Di folgori e di fiamme era il suo trono,
il sole Egli era, a lui dinanzi stava
senza voce e pensiero il mondo prono:
i fulmini e le folle trascinava
e il terrore e la gloria e la vittoria
pel mondo, che di sangue abbeverava.
In breve regno secoli di storia;
creò i millenni; pungolo divino,
scosse popoli e re, lor diede gloria,
segnò la via al fulgido cammino:
Iddio impose un'opra portentosa,
ed Egli sorpassava il suo destino.
Aspirava la gloria sanguinosa:
quindici popoli erano il suo impero,
quindici re la scorta radïosa.
E Vizir, il suo candido destriero
varcava il monte e percoteva il vallo,
uragano siccome il suo pensiero.
Movea il globo su un punto Egli a cavallo;
i suoi proclami aveano lo splendore
del sole e i cupi toni del metallo.
Era codice al mondo il Monitore.
A ogni pugna seguìa, come d'incanto,
il trïonfo del gran seminatore,
ed al trïonfo tenea dietro il canto,
e il crollo d'un impero fulminato
e d'un antico privilegio infranto.
C'era un trono nel zaino a ogni soldato,
e questa o quella vinta capitale
dovean fornire a lui, spirito armato,
il bronzo alla sua statua trïonfale.
Spiriti magni, i suoi grandi vicini,
curvan la fronte innanzi all'Uom fatale,
che della gloria vïolò i confini.
Novo miracol, unico portento,
possa che assolver può tutti i destini,
e pari sempre ad ogni intendimento,
lo smisurato Eroe per ogni verso
l’ebbrezza della vita ed il tormento
compendïava in sé, dell'universo.
Da un lato Ei sol, dall'altro il mondo vinto;
era l'odio di questo in lui converso,
che a sé voleva ed al suo cenno avvinto,
al suo freddo pensier lungivolante,
onde il mondo reggea, d'aureola cinto,
sopra l'omero suo, novello Atlante.
Solo i fulmini a Giove Egli chiedea,
ché spalancavasi sempre più davante
l'abisso ond'era emerso si vedea.
Era, qual fiera l'attendeano al varco,
ma in un lampo di genio Egli vincea:
il brando a lui era propizio carco.
E vola e vince e vincitore incede,
e sale e sale e mai rallenta l'arco:
dalla vittoria il suo poter procede.
Com'è bello con lui sfidar la sorte!
Era il nome di lui come una fede,
era giovine allora anche la morte!
Che più dovea?
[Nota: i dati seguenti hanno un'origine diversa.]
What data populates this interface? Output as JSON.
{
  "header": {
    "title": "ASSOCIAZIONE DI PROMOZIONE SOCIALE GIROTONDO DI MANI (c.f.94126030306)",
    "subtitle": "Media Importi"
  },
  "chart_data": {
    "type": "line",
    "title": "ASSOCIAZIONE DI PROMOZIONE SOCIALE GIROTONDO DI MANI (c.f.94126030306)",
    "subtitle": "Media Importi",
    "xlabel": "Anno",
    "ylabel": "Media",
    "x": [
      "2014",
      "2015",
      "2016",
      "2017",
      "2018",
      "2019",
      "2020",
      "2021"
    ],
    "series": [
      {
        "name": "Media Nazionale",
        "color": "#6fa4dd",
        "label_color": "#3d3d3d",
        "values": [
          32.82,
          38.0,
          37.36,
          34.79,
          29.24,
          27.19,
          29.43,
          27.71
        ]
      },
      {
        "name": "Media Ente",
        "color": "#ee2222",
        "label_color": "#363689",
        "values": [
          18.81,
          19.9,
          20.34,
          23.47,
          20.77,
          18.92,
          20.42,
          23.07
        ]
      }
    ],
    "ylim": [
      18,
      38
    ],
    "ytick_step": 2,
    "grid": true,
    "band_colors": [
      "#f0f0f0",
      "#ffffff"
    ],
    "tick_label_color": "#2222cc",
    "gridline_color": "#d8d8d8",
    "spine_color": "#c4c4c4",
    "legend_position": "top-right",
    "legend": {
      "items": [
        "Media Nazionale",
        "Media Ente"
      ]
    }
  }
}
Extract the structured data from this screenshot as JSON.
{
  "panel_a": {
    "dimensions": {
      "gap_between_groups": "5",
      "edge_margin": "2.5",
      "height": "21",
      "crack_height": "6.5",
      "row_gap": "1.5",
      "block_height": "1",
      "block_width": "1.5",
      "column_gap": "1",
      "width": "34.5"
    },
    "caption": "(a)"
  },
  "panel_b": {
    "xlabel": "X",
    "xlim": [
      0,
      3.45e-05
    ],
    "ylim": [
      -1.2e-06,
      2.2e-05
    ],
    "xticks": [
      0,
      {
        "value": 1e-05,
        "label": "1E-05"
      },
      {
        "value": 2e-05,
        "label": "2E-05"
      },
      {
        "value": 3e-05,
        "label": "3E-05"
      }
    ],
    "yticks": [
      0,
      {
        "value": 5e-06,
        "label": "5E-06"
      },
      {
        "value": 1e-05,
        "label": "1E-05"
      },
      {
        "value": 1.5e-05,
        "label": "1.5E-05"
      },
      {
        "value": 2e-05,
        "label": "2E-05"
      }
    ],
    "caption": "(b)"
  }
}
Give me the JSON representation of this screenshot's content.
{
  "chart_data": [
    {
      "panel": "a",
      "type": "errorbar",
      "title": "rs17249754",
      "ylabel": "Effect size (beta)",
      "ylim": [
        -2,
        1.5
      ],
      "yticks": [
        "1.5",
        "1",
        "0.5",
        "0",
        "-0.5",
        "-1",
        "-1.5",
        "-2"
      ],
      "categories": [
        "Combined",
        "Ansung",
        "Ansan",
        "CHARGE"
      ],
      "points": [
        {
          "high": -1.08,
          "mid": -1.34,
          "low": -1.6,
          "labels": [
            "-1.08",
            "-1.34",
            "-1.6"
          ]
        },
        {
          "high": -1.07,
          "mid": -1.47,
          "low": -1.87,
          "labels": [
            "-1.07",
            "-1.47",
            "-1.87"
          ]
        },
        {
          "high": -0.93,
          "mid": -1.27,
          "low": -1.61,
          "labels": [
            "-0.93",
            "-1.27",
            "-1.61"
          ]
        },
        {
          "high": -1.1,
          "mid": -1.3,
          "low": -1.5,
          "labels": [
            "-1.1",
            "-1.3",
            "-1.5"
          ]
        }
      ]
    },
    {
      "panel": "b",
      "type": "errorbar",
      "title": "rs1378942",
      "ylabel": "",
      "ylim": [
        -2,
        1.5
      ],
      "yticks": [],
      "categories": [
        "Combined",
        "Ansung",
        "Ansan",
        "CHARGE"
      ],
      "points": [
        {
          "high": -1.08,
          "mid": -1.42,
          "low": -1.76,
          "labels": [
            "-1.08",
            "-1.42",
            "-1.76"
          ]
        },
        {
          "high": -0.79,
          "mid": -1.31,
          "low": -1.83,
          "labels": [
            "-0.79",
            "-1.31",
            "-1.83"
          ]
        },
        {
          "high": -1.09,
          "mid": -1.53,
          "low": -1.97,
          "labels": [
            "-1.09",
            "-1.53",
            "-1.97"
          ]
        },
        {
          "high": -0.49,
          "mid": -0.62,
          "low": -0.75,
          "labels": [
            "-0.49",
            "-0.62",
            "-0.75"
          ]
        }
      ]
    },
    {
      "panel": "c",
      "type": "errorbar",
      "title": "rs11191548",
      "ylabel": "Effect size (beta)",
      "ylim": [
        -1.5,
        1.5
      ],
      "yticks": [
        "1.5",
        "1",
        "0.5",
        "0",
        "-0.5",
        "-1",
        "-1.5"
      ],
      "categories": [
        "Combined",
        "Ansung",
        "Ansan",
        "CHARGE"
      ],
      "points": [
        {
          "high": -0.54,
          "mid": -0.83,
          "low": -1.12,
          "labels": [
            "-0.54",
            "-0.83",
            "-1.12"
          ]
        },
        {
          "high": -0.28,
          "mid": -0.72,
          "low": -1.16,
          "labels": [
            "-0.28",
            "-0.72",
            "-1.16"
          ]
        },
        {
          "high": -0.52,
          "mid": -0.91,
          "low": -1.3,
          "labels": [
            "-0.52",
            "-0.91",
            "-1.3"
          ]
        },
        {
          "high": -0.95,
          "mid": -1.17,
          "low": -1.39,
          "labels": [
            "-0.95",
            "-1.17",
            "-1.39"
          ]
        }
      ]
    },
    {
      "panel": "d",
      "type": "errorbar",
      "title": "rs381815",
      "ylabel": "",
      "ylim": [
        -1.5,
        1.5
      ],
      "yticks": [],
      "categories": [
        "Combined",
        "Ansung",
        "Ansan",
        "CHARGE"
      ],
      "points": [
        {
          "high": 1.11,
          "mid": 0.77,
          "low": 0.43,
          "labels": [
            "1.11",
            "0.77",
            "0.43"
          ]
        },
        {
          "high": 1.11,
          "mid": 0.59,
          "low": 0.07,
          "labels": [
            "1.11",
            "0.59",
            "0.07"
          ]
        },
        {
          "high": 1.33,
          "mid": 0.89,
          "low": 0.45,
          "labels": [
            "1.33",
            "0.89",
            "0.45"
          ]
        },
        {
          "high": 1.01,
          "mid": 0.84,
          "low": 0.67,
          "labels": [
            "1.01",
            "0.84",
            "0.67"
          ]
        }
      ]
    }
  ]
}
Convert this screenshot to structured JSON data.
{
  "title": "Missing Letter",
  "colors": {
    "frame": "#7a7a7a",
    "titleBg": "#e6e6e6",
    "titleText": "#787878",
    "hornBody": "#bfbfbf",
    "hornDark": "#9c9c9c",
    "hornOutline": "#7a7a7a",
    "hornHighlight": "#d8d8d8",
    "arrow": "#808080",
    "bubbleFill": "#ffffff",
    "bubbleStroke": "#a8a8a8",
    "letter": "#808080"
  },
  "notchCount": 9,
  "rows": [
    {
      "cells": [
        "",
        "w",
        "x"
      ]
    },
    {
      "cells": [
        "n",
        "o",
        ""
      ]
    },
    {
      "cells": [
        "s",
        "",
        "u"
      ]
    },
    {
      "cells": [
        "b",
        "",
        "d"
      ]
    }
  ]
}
Gire all'opposto polo
e dell'empiro vïolar le porte,
Ercol novello, a Lui restava solo.
Ma ahi! non più l'instabil dea il noto
crin svolazzante ora gli porge e a volo
non lo rapisce più verso l'ignoto.
E in piedi cadde, e vinse i vili egregi
con l'alto esempio, e il secol più remoto
dirà l'alte sue gesta e i sommi pregi.
Su lastre d'oro, in tempio di granito,
è inciso il nome suo, terror de' regi,
e la sua storia portentosa è un mito!
Oreste Conti
Fonte: F. Mendozzi, Prima antologia di poeti capracottesi, Youcanprint, Lecce 2023.